I thought you might appreciate this: I was just looking for something in my computer and just found a copy of a wind up letter I wrote to my old mate Richard back in 1999 supposedly from his old girlfriend who dumped him out of the blue and moved to Yorkshire. I posted in when I was in Leeds and years after they split up. I just texted Richard and said I had just found this, I got a reply that just said "Cnut, you keep looking over your shoulder pal, revenge is a dish best served cold" 13 April 1999 Dear Richard I hope this letter finds you well. You have been very difficult to track down, and it was only last week that I got this address, I hope it’s the right one. I know all this will probably come as a shock to you, and I do apologise. I had hoped that it would never come to this. I sometimes wonder if you think about me, I certainly think about you often, in fact everytime I look at my daughter, she reminds me of you very much. But I resolved long ago never to tell you, and although it would have been wonderful if it had worked out, I knew then that it wouldn’t. What I am trying to say is, Richard, that you have a daughter. I named her Ricky after you. She’s a wonderful little girl. She is funny and charming. She’s doing fairly well at school, although I do feel that she has missed out on having a proper father figure. I am separated from my husband now, the marriage didn’t end very happily and I feel that Ricky has taken this quite hard, she’s very protective of me. The reason I am writing is that my husband left us with a lot of gambling debts, so we had to sell the house, and I am staying with relatives. I am hoping to move back to Sutton in the near future. I’m sure it will take you some time to adjust to this situation, which is why I wrote instead of calling, and I know this is a lot to ask, but if you could help out a little with some of the costs for Ricky, e.g. New school uniform etc, I’d be most grateful. I also hope that in time you could get to know her. She often asks who her real father is and I am sure it would do her the world of good to have a decent father figure. I know this will come as a shock, so naturally I will take a couple weeks before I contact you again. I hope I did the right thing in not telling you at the time, indeed if it wasn’t for the situation I now find myself in, you wouldn’t know at all. Please don’t be angry with my decision, I thought it would be best for all of us. With love.

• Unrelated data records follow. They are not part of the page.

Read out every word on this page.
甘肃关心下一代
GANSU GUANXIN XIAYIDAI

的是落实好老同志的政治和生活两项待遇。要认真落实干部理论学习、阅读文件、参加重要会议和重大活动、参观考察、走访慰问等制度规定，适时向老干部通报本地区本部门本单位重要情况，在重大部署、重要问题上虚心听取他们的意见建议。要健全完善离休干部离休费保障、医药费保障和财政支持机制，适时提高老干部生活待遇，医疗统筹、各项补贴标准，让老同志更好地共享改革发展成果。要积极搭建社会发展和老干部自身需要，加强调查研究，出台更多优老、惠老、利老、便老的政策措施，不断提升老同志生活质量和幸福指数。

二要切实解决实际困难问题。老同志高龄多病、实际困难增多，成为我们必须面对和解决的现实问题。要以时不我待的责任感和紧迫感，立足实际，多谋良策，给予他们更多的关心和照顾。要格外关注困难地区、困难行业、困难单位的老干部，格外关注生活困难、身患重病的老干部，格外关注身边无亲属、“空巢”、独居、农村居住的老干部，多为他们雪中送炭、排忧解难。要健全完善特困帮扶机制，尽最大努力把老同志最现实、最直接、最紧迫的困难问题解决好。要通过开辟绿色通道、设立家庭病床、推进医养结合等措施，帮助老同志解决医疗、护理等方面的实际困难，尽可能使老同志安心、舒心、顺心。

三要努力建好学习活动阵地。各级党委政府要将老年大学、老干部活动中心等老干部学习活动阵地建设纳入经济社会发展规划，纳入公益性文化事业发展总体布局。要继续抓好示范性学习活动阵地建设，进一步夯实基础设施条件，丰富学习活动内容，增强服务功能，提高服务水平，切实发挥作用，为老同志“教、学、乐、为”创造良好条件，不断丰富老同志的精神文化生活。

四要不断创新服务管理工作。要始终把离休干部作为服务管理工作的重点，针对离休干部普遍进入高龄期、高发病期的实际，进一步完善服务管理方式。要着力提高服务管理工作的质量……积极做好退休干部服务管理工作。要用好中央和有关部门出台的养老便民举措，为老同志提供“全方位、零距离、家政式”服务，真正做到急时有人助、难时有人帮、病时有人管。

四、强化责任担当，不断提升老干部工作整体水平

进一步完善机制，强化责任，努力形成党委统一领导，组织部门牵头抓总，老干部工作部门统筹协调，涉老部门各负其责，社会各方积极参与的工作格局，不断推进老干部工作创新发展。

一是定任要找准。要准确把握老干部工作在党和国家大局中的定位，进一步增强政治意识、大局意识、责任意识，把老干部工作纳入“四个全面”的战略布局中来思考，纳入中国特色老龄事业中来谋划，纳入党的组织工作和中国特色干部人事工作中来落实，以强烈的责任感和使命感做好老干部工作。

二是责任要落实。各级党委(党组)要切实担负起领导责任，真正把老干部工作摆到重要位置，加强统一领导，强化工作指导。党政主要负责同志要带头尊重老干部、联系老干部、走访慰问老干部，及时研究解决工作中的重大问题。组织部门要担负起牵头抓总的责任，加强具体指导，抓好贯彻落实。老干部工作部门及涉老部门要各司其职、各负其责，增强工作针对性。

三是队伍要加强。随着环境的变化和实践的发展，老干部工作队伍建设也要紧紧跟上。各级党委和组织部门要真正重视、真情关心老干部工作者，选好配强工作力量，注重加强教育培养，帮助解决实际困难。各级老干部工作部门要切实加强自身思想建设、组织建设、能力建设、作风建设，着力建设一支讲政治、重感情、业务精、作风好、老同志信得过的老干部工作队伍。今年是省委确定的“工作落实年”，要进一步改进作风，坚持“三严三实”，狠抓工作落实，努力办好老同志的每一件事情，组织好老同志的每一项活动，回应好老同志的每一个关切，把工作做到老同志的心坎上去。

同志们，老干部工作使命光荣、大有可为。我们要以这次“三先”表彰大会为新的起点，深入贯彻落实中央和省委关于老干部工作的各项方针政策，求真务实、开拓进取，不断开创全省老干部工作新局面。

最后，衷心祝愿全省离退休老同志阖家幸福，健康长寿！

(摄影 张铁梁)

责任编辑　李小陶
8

Wow he let you walk away after that, I suppose he must have just felt relieved that it was a wind up. Its a cracker tho
FoC, That is straight out the toppest of top draw wind ups! What we need to know is: A) How long did you leave it before telling him it was a wind up? 2) What was his reaction? I did something slightly similar to a mate when we were 18. He shagged the rough bird that lived opposite me under a tree in the park in the rain, one night after a party when we were 18.....and was a fool & didn't wrap his tool. 4 weeks later there were 3 cars full of 18 year old lads on the way to a rave. We stopped at the services, and (conspiring with another mate) faked a call from my Mum. With him in ear shot I repeated "What do you mean Kate's Mum has been over in tears? *pause for effect* What does 3 weeks late mean? Pregnant? Kate? Won't say who the father is? Etc. etc." Suffice to say said mate was panicking - especially with 11 other lads that were in on the wind up giving him grief & laughing. It was only when he was sat on the forecourt, crying in to his hands that his life was over, I fessed up. He punched me in the head, then saw the funny side.....then spiked my can of Red Stripe later that night.